The Surrey-based print manager saw sales rise from £95m in 2011 to £99.2m in 2012, with the £4.2m growth being evenly split between the UK and rest of the world.
Gross profit margin increased from 19.4% to 21.2%; however, this was offset by an increase in operating expenses, from 17.9% of sales in 2011 to 20.4% in 2012.
HH attributed this to the cost of establishing a legal presence in Brazil, Mexico, Russia and Japan and initial trading losses in those markets, totalling £240,000, as well as £150,000 rebranding costs.
There was also a £190,000 increase in payroll costs arising from investment in the group's US team that the directors' said was "needed to expand in this important market".
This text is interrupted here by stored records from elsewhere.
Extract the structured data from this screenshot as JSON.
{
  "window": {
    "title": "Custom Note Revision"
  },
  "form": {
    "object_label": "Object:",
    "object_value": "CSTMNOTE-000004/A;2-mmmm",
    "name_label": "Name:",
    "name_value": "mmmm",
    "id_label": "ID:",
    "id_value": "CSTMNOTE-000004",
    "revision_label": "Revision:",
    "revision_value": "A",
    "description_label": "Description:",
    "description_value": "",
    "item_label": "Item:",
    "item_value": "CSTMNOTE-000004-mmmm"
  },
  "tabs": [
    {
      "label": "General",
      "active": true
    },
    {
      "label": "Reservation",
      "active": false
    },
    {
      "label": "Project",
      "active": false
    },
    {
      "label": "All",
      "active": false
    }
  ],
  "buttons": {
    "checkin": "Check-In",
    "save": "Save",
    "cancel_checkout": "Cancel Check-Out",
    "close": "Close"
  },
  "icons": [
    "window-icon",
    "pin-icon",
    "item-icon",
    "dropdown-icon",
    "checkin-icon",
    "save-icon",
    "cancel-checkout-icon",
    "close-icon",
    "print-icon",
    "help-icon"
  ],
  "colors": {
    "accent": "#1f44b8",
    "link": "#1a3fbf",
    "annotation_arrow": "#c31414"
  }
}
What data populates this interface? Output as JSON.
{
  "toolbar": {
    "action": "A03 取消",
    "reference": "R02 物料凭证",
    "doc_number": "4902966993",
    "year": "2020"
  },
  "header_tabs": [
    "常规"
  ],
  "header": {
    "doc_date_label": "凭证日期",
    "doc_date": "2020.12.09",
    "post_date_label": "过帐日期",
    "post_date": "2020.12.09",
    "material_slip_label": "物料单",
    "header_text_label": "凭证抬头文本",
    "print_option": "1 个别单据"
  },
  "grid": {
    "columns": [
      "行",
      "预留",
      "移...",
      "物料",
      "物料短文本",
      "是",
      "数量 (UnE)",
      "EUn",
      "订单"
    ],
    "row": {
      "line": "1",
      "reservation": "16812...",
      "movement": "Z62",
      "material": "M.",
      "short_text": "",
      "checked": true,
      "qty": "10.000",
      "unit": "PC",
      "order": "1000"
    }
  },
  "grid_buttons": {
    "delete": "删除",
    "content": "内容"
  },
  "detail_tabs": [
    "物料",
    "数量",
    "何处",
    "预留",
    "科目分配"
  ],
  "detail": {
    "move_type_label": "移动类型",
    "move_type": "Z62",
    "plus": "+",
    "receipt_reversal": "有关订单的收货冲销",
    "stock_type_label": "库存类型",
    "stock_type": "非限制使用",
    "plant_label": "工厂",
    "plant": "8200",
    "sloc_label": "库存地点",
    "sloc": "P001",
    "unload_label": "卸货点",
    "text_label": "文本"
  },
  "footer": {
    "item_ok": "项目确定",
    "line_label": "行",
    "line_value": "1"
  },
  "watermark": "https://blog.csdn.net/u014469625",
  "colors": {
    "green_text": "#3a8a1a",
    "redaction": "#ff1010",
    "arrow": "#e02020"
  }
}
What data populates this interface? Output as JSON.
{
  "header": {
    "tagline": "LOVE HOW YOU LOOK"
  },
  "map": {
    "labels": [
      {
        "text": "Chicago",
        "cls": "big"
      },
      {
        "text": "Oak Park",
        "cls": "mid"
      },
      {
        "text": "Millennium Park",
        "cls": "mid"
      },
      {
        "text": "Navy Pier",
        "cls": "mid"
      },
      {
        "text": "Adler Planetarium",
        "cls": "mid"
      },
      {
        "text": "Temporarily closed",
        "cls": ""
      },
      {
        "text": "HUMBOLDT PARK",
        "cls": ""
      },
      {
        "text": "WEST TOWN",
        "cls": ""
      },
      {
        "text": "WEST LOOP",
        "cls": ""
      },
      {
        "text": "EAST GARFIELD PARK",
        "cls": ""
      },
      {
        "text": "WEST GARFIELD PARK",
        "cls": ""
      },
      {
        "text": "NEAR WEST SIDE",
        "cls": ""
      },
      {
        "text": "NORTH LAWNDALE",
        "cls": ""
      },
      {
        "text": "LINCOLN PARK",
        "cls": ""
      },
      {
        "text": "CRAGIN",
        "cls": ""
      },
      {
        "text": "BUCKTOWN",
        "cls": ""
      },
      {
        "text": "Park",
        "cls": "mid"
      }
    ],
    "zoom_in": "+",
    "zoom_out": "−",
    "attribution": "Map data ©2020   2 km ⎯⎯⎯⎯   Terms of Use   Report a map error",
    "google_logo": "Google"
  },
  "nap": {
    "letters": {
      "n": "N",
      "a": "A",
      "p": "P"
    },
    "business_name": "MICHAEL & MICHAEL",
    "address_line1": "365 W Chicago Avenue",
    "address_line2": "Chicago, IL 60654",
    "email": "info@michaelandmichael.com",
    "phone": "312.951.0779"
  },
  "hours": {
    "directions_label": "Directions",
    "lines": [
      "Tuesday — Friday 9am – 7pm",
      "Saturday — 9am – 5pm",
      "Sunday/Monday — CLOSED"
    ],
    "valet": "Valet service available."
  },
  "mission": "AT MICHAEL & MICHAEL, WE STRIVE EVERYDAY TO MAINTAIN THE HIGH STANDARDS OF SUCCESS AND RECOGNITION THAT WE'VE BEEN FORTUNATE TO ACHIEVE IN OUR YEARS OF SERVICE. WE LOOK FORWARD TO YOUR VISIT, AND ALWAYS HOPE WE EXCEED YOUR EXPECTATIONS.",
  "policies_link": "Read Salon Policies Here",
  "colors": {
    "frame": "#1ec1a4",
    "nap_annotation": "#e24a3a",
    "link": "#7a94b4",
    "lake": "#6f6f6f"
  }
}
As a result, adjusted EBITDA fell from £2.3m to £2m, while a marginally higher depreciation and amortisation charge and exceptional costs of £169,000 relating to irrecoverable German VAT from past financial years impacted the operating result.
This meant that group operating profit was down around 40% at £809,000 (2011: £1.4m) while pre-tax profit fell even further, down 74% from £676,000 to £176,000. Net profit for the year was £479,000 (2011: £961,000).
In their statement accompanying the accounts, the directors said: "Adjusted EBITDA of £2m in difficult changing markets, and after the investment in HH Global, is, in the view of the directors, a good performance and the past year will be seen as key in the development of the group.
"Despite uncertain economic times in Europe, HH Global is confident of expansion both East and West and is well placed to benefit in the Americas and Asia Pacific and India for new global business supported by the renewal of legacy contracts."
Other highlights included a further reduction in net debt from £6.7m down to £4.8m, notwithstanding further investment in the group's HHub IT platform – backed by a £1m three-year loan facility from HSBC – which saw capital expenditure rise from £700,000 in 2011 to £1.6m in 2012.